Quizá de ahí nació su alergia hacia los productos procesados o modificados genéticamente.

Durante la entrevista, de uno de los cajones de su librero extrae una bolsa de plástico que a su vez contiene otra más pequeña. Ahí guarda distintos granos de maíz transgénico o híbrido.

Se sorprende al ver que aún se conservan pese al largo tiempo que han permanecido bajo su cuidado. “No es normal”, comenta. Por eso las resguarda así, evita que sus plantas y mazorcas naturales se contaminen con alguno de los químicos presentes en estos granos.

Mientras los muestra con precaución, platica sobre los hábitos de vida que le han ayudado a realizar sus actividades científicas, como los sacrificios hechos para concluir sus estudios de maestría, o situaciones que la llevaron a vivir tensiones familiares, pues no quería ser una de las mujeres que por el hogar declinan su vida profesional.

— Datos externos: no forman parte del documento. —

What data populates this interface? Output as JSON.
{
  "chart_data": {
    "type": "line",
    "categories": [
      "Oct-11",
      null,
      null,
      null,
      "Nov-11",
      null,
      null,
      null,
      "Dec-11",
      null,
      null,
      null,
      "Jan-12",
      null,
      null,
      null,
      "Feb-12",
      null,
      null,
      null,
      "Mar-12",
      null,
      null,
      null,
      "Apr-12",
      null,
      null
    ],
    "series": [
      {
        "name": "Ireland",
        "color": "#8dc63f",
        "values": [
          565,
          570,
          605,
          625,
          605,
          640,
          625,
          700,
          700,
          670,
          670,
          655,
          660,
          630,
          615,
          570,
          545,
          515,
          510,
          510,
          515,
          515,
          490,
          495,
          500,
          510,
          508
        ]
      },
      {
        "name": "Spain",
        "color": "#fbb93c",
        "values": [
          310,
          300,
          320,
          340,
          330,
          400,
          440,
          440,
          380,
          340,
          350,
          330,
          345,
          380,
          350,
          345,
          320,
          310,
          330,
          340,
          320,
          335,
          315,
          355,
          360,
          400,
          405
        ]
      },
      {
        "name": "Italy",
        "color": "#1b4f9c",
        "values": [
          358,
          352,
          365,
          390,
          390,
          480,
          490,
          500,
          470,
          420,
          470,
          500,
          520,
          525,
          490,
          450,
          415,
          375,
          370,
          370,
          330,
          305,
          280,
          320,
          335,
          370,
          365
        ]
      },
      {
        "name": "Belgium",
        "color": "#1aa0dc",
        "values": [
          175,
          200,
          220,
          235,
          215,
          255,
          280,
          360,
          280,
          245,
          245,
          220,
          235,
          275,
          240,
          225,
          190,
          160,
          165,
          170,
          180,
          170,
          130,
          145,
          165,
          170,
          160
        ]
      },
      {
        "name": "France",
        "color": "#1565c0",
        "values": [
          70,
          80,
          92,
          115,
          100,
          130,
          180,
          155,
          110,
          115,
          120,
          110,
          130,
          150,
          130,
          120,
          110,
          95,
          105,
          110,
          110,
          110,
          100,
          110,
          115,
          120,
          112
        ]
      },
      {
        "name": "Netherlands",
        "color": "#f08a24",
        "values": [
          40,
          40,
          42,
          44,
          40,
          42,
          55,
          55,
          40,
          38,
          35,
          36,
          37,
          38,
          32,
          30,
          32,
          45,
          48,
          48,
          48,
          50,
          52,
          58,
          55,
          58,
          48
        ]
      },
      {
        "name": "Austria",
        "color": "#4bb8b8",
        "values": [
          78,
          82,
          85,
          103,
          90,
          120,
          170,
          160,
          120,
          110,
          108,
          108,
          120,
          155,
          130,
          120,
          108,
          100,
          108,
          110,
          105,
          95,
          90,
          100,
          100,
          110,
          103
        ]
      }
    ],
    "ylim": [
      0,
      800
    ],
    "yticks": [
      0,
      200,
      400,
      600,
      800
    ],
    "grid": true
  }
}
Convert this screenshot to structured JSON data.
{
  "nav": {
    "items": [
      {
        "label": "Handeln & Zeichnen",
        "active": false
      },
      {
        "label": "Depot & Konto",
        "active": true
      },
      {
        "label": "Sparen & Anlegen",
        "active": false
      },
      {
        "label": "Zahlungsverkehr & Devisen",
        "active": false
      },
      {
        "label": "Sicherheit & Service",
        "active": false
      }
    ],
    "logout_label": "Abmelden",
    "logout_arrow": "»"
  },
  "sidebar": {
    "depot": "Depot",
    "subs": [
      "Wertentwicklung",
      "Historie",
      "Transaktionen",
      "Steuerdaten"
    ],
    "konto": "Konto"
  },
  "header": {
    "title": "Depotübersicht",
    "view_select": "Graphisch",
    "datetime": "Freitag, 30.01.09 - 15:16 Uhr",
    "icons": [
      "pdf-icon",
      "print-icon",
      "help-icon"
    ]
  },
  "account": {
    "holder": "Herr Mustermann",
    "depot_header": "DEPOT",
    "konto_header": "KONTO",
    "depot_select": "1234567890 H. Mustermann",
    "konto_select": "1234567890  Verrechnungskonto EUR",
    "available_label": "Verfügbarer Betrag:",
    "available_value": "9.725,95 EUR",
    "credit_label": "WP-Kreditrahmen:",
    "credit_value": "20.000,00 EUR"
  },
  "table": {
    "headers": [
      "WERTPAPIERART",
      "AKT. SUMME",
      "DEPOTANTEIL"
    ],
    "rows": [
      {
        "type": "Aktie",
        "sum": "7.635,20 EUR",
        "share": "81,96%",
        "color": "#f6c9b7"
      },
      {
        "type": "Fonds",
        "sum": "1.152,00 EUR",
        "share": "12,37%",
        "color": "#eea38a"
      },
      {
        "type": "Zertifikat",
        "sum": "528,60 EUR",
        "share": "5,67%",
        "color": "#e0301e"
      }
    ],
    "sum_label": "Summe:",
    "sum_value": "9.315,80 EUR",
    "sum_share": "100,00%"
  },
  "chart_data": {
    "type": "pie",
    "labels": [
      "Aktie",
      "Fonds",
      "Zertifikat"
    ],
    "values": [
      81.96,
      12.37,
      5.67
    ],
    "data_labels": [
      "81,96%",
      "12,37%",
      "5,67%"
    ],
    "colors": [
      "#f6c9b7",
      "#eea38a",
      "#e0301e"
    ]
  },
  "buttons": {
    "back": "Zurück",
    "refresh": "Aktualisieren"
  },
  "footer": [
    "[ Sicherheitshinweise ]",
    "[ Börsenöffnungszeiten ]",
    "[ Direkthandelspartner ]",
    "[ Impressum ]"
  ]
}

LA MUJER QUE PREFIERE LAS HERRAMIENTAS COMO REGALO

Sonia Silva cuenta que vivió su infancia en el campo. En compañía de su abuelo -a quien recuerda con agrado- pasaba largas horas rodeada de árboles, huertos y tierras de cultivo.

Ayudaba en algunas de las actividades agrícolas, de ahí su amor hacia los instrumentos de trabajo. “Si me vas a regalar algo, que sea alguna herramienta”, refiere.

Su energía, vitalidad y dinamismo al hablar y al gesticular, también se manifiestan en cada una de las empresas en las que se involucra. Desde sus proyectos de investigación científica, hasta sus actividades de gestión académica, son atendidas con especial y particular dedicación.

Para hacer de todo, Sonia se despierta desde temprana hora. En su escaso tiempo libre se encarga del cuidado de un huerto urbano instalado en la azotea de su casa, pues sólo así conoce totalmente lo que ingiere. Jitomates, lechugas y otros vegetales dan vida a su hogar.

“Si uno como académico sugiere prestar atención en las formas en las que se cultivan y producen los alimentos, sería una incongruencia que yo los consumiera sin el conocimiento, o peor aún, que a pesar de saber lo que contienen, los comiera deliberadamente”, enfatiza Sonia.

“La creciente producción de transgénicos e híbridos es resultado del paradigma del postmodernismo y del hedonismo”, dice.

Consciente de que los actuales esquemas económicos de la industria de alimentos obliga a las personas a renunciar a su soberanía alimentaria, la investigadora del ICUAP no pierde la esperanza de que, poco a poco, desde la academia, con pequeñas acciones, la sociedad tome las riendas y defienda su derecho a elegir lo que come.

Esto, en oposición a las empresas que monopólicamente destruyen y contaminan los recursos naturales con el argumento de garantizar alimentos “de calidad” a todos los habitantes del planeta.

“El punto es que las personas conozcan lo que comen. Si consumen una hamburguesa, sepan del trabajo que implica elaborarla, de la cantidad de agua desperdiciada para su producción, o del origen y calidad de los ingredientes que la componen”, explica con su taza de café en mano.

Con ese sueño comienza su día, confiando en que con la socialización de conocimiento, no sólo entre las “élites”, será posible corregir el camino.